The following Game Changer begins with similar loud whispers, an electro teasing with sinister breath introducing and leading into the brewing shadows and prowling aggression. Before long the track is in full stride with sinews pressing against the ear whilst the excellent vocal brawls of Bains squall and challenge with passion and malice. Where the first track suggested the merger, here the song brings full industrial metal and metalcore might into a seamless union with warm electro enticement to forge an evocative and demanding triumph. The band state influences as the likes of Fear Factory, Emmure, and Cloudkicker, all you can imagine leaving inspiration for this song, but you can also add elements of bands such as Sybreed, Toxic Grind Machine, and The Browning, here and across the whole release, to something which is undeniably uniquely Killtek.

Beyond the Rage continues the post apocalypse soundscape of the EP, its opening cataclysmic narrative the premise for the following sonic ravishing and brutal savagery to follow. Tech metal viciousness from Winther and Nilsen lashes the senses whilst vocally Bains sears and scars with his again impressive scowling tones. Even the keys have a snarl and spite to them which niggles and haunts beneath the brawling furnace of sound and uncompromising rhythms. It is an exceptional track and the biggest storm of the release though seriously challenged throughout.

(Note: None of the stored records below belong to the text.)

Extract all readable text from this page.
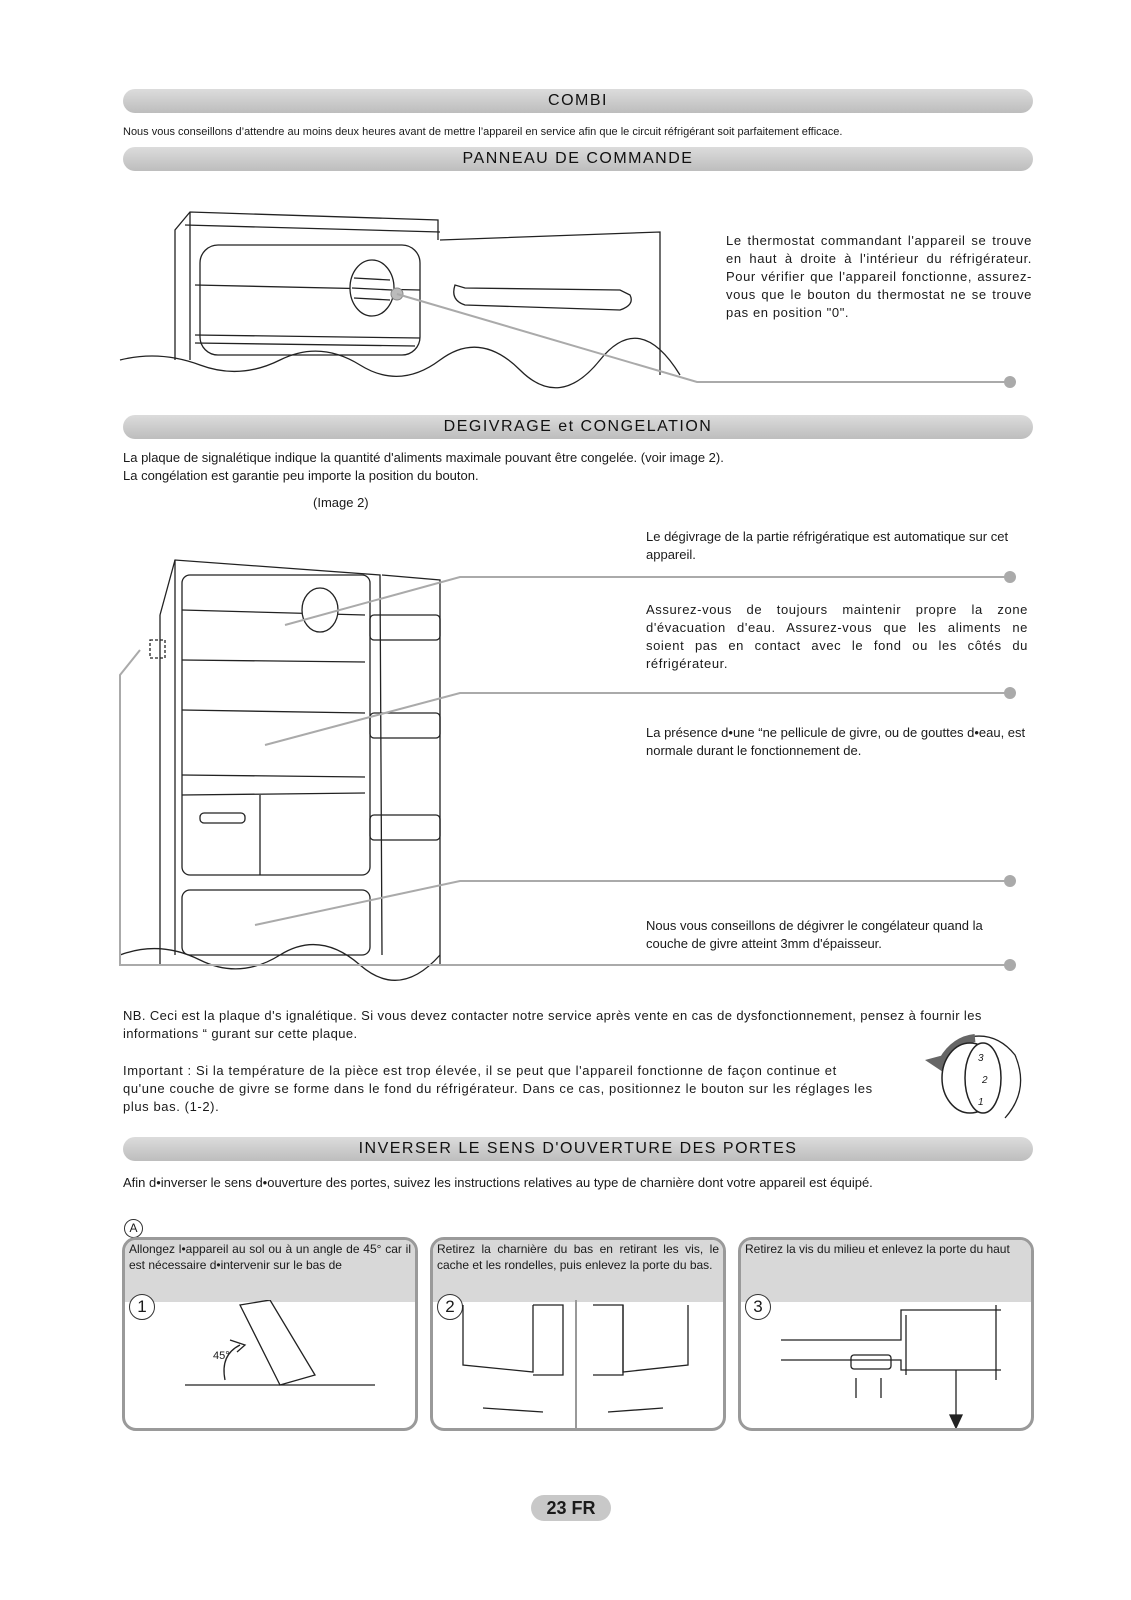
COMBI
Nous vous conseillons d’attendre au moins deux heures avant de mettre l’appareil en service afin que le circuit réfrigérant soit parfaitement efficace.
PANNEAU DE COMMANDE
Le thermostat commandant l'appareil se trouve en haut à droite à l'intérieur du réfrigérateur. Pour vérifier que l'appareil fonctionne, assurez-vous que le bouton du thermostat ne se trouve pas en position "0".
DEGIVRAGE et CONGELATION
La plaque de signalétique indique la quantité d'aliments maximale pouvant être congelée. (voir image 2).
La congélation est garantie peu importe la position du bouton.
(Image 2)
Le dégivrage de la partie réfrigératique est automatique sur cet appareil.
Assurez-vous de toujours maintenir propre la zone d'évacuation d'eau. Assurez-vous que les aliments ne soient pas en contact avec le fond ou les côtés du réfrigérateur.
La présence d•une “ne pellicule de givre, ou de gouttes d•eau, est normale durant le fonctionnement de.
Nous vous conseillons de dégivrer le congélateur quand la couche de givre atteint 3mm d'épaisseur.
NB. Ceci est la plaque d's ignalétique. Si vous devez contacter notre service après vente en cas de dysfonctionnement, pensez à fournir les informations “ gurant sur cette plaque.
Important : Si la température de la pièce est trop élevée, il se peut que l'appareil fonctionne de façon continue et qu'une couche de givre se forme dans le fond du réfrigérateur. Dans ce cas, positionnez le bouton sur les réglages les plus bas. (1-2).
3
2
1
INVERSER LE SENS D'OUVERTURE DES PORTES
Afin d•inverser le sens d•ouverture des portes, suivez les instructions relatives au type de charnière dont votre appareil est équipé.
A
Allongez l•appareil au sol ou à un angle de 45° car il est nécessaire d•intervenir sur le bas de
1
45°
Retirez la charnière du bas en retirant les vis, le cache et les rondelles, puis enlevez la porte du bas.
2
Retirez la vis du milieu et enlevez la porte du haut
3
23 FR
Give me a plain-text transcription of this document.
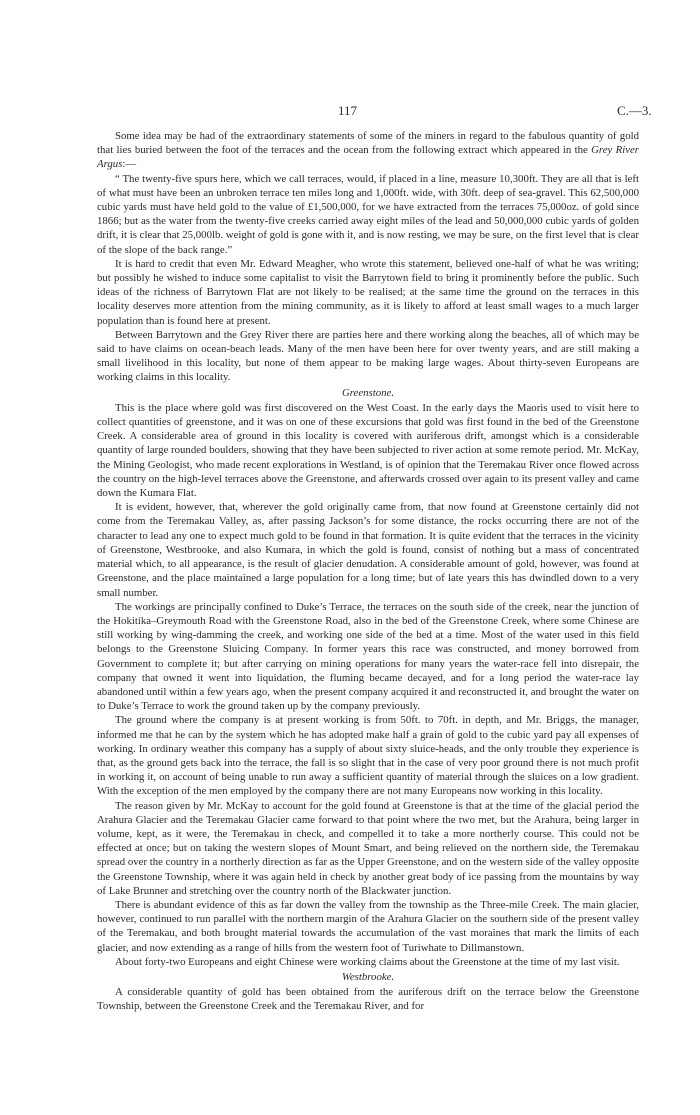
117	C.—3.

Some idea may be had of the extraordinary statements of some of the miners in regard to the fabulous quantity of gold that lies buried between the foot of the terraces and the ocean from the following extract which appeared in the Grey River Argus:—

“ The twenty-five spurs here, which we call terraces, would, if placed in a line, measure 10,300ft. They are all that is left of what must have been an unbroken terrace ten miles long and 1,000ft. wide, with 30ft. deep of sea-gravel. This 62,500,000 cubic yards must have held gold to the value of £1,500,000, for we have extracted from the terraces 75,000oz. of gold since 1866; but as the water from the twenty-five creeks carried away eight miles of the lead and 50,000,000 cubic yards of golden drift, it is clear that 25,000lb. weight of gold is gone with it, and is now resting, we may be sure, on the first level that is clear of the slope of the back range.”

It is hard to credit that even Mr. Edward Meagher, who wrote this statement, believed one-half of what he was writing; but possibly he wished to induce some capitalist to visit the Barrytown field to bring it prominently before the public. Such ideas of the richness of Barrytown Flat are not likely to be realised; at the same time the ground on the terraces in this locality deserves more attention from the mining community, as it is likely to afford at least small wages to a much larger population than is found here at present.

Between Barrytown and the Grey River there are parties here and there working along the beaches, all of which may be said to have claims on ocean-beach leads. Many of the men have been here for over twenty years, and are still making a small livelihood in this locality, but none of them appear to be making large wages. About thirty-seven Europeans are working claims in this locality.

Greenstone.

This is the place where gold was first discovered on the West Coast. In the early days the Maoris used to visit here to collect quantities of greenstone, and it was on one of these excursions that gold was first found in the bed of the Greenstone Creek. A considerable area of ground in this locality is covered with auriferous drift, amongst which is a considerable quantity of large rounded boulders, showing that they have been subjected to river action at some remote period. Mr. McKay, the Mining Geologist, who made recent explorations in Westland, is of opinion that the Teremakau River once flowed across the country on the high-level terraces above the Greenstone, and afterwards crossed over again to its present valley and came down the Kumara Flat.

It is evident, however, that, wherever the gold originally came from, that now found at Greenstone certainly did not come from the Teremakau Valley, as, after passing Jackson’s for some distance, the rocks occurring there are not of the character to lead any one to expect much gold to be found in that formation. It is quite evident that the terraces in the vicinity of Greenstone, Westbrooke, and also Kumara, in which the gold is found, consist of nothing but a mass of concentrated material which, to all appearance, is the result of glacier denudation. A considerable amount of gold, however, was found at Greenstone, and the place maintained a large population for a long time; but of late years this has dwindled down to a very small number.

The workings are principally confined to Duke’s Terrace, the terraces on the south side of the creek, near the junction of the Hokitika–Greymouth Road with the Greenstone Road, also in the bed of the Greenstone Creek, where some Chinese are still working by wing-damming the creek, and working one side of the bed at a time. Most of the water used in this field belongs to the Greenstone Sluicing Company. In former years this race was constructed, and money borrowed from Government to complete it; but after carrying on mining operations for many years the water-race fell into disrepair, the company that owned it went into liquidation, the fluming became decayed, and for a long period the water-race lay abandoned until within a few years ago, when the present company acquired it and reconstructed it, and brought the water on to Duke’s Terrace to work the ground taken up by the company previously.

The ground where the company is at present working is from 50ft. to 70ft. in depth, and Mr. Briggs, the manager, informed me that he can by the system which he has adopted make half a grain of gold to the cubic yard pay all expenses of working. In ordinary weather this company has a supply of about sixty sluice-heads, and the only trouble they experience is that, as the ground gets back into the terrace, the fall is so slight that in the case of very poor ground there is not much profit in working it, on account of being unable to run away a sufficient quantity of material through the sluices on a low gradient. With the exception of the men employed by the company there are not many Europeans now working in this locality.

The reason given by Mr. McKay to account for the gold found at Greenstone is that at the time of the glacial period the Arahura Glacier and the Teremakau Glacier came forward to that point where the two met, but the Arahura, being larger in volume, kept, as it were, the Teremakau in check, and compelled it to take a more northerly course. This could not be effected at once; but on taking the western slopes of Mount Smart, and being relieved on the northern side, the Teremakau spread over the country in a northerly direction as far as the Upper Greenstone, and on the western side of the valley opposite the Greenstone Township, where it was again held in check by another great body of ice passing from the mountains by way of Lake Brunner and stretching over the country north of the Blackwater junction.

There is abundant evidence of this as far down the valley from the township as the Three-mile Creek. The main glacier, however, continued to run parallel with the northern margin of the Arahura Glacier on the southern side of the present valley of the Teremakau, and both brought material towards the accumulation of the vast moraines that mark the limits of each glacier, and now extending as a range of hills from the western foot of Turiwhate to Dillmanstown.

About forty-two Europeans and eight Chinese were working claims about the Greenstone at the time of my last visit.

Westbrooke.

A considerable quantity of gold has been obtained from the auriferous drift on the terrace below the Greenstone Township, between the Greenstone Creek and the Teremakau River, and for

The following instrumental Infernal City is a chilling expanse of blistered ambience and stark oppressive atmospheres with a dulled yet taunting melodic sun, its lingering warmth sheltered and denied by the bleak landscape and air. It sets the scene for the following conflict and demise of Earth Ends, its opening battle scene soon lost within a grievous maul violating metalcore intensity and rhythmic antagonism. Again the guitars spear and entrance with skill and enterprise to flair against and incite further the malicious assault of the bass and drums, whilst all the while there is that electronic temptation lighting the air though that too feels agitated in certain moments on the track.

The Noise of Rage/Silence of Self Destruction EP is completed by two equally immense and thrilling encounters in the bruising forms of Warlord and Signs, both furies of fierce passionate provocation and intense destructive defiance bought through measured heart borne passion. Killtek has begun the year with a dominant and impressive debut which with things like being booked to play the main stage at Trondheim Metal Fest 2013 alongside Hatebreed, Gojira & Born of Osiris, could and should be the first steps in a swift and forceful ascent for the band.